Time-Based Transitions
The primary driver of tier transitions is time since last access. The tier manager uses configurable thresholds:
| Transition | Default Threshold | Condition |
|---|---|---|
| Hot → Warm | 30 days | Memory has not been accessed (last_accessed_at) in 30+ days. |
| Warm → Cold | 180 days | Memory has been in warm tier for 180+ days without re-access. |
These thresholds are configurable at the organization level through tenant settings. The tier manager checks transitions during periodic sweep jobs that scan the memory table for candidates.
POST /memory/query updates last_accessed_at and resets the timer. A memory that is recalled even once stays in its current tier.Size-Based Transitions
In addition to time-based rules, the tier manager enforces per-user storage quotas. When a user’s hot-tier memory exceeds the configured byte limit, the tier manager proactively moves the oldest, least-accessed memories to the warm tier to make room.

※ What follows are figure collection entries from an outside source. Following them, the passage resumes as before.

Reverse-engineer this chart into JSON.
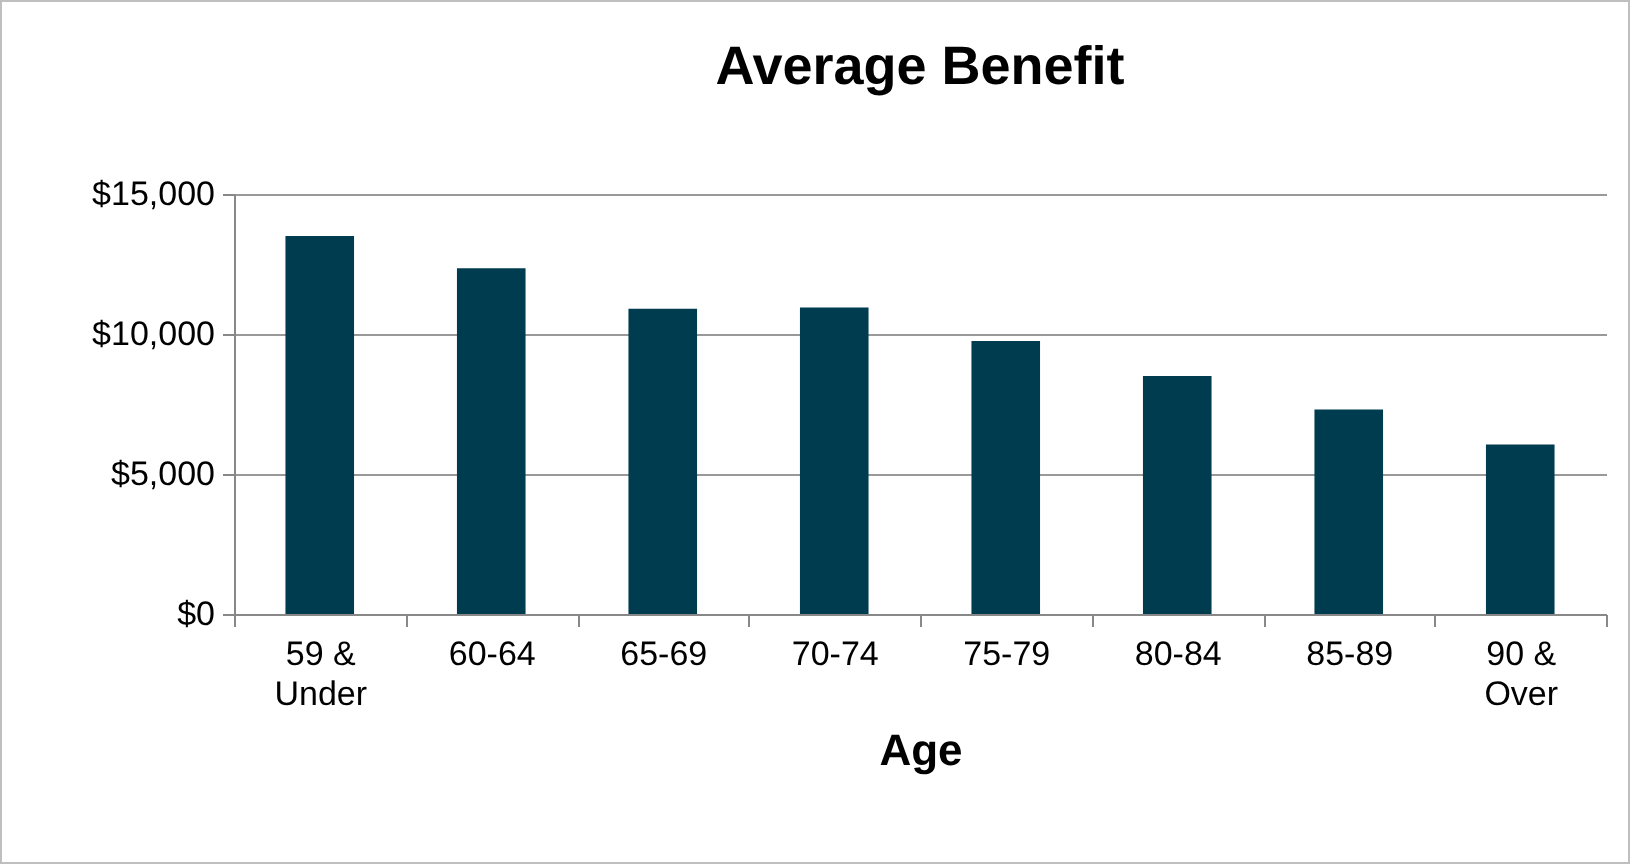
{
  "chart_data": {
    "type": "bar",
    "title": "Average Benefit",
    "xlabel": "Age",
    "categories": [
      "59 & Under",
      "60-64",
      "65-69",
      "70-74",
      "75-79",
      "80-84",
      "85-89",
      "90 & Over"
    ],
    "values": [
      13500,
      12350,
      10900,
      10950,
      9750,
      8500,
      7300,
      6050
    ],
    "color": "#003c50",
    "ylim": [
      0,
      15000
    ],
    "yticks": [
      {
        "value": 0,
        "label": "$0"
      },
      {
        "value": 5000,
        "label": "$5,000"
      },
      {
        "value": 10000,
        "label": "$10,000"
      },
      {
        "value": 15000,
        "label": "$15,000"
      }
    ],
    "grid": "y"
  }
}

- Excess calculation. The tier manager computes
total_hot_bytes - quota_bytesfor each user. If the result is positive, memories are transitioned until the hot tier is within quota. - Eviction order. Memories are ranked by
last_accessed_at(oldest first), then by importance (lowest first). High-importance memories are evicted last. - No data loss. Size-based transitions only move memories down a tier — they never delete content. The data remains fully accessible in the lower tier.
Cold Tier Archival
When a memory transitions to the cold tier, the tier manager performs a full archival sequence:
- 1Vector removal. The memory’s vector is removed from the active vector store. It can no longer appear in semantic search results.
- 2Content serialization. The memory’s content, metadata, and vector are serialized into an archive format.
- 3Archive upload. The serialized archive is uploaded to encrypted long-term archive storage with server-side encryption enabled.
- 4Database marker. The memory row is updated with
tier: coldand the archive’s storage path. The row remains in the database as a lightweight pointer.
Promotion & Rehydration
Memories can move back up to a higher tier when they are re-accessed. The process depends on the current tier:
| Transition | What happens |
|---|---|
| Warm → Hot | The memory’s vector is re-inserted into the active index. last_accessed_at is updated. This is fast — the vector is still in the database. |
| Cold → Warm | The archived content is rehydrated from long-term archive storage and restored to the database. The vector is not re-indexed until an explicit recall triggers warm → hot promotion. |
| Cold → Hot (direct) | Not supported. Cold memories must first rehydrate to warm, then promote to hot on the next access. This prevents expensive rehydrations from blocking recall queries. |
Distributed Locking
Tier transitions involve cross-system operations (database updates, vector store mutations, archive uploads). To prevent race conditions when multiple workers process transitions concurrently, the tier manager uses row-level locking:
- Lock-skip selection. The sweep claims candidate rows with row-level locks that skip already-locked rows rather than blocking on them. Contention between workers never causes a worker to wait.
- Atomic transitions. Each tier transition (database update, vector mutation, archive operation) is wrapped in a single transaction. If any step fails, the transaction rolls back and the memory stays in its current tier.
- No starvation. Skipped rows are picked up in the next sweep. The sweep interval ensures all eligible memories are processed within a bounded time window.
Batch Processing & Audit
The tier manager processes transitions in configurable batches and maintains a full audit trail:
- Batch size. Each sweep processes a fixed number of transitions (configurable per organization) to control resource usage.
- Tier-history records. Every transition is logged with the old tier, new tier, transition reason (time-based, size-based, or promotion), and timestamp — visible from the dashboard for audit and debugging.
- Rollback on failure. If a batch partially fails, only the committed transitions are recorded. Uncommitted transitions remain in their original tier for the next sweep.
- Metrics. The tier manager emits per-batch metrics: transitions completed, bytes moved, archive uploads/downloads, and processing duration.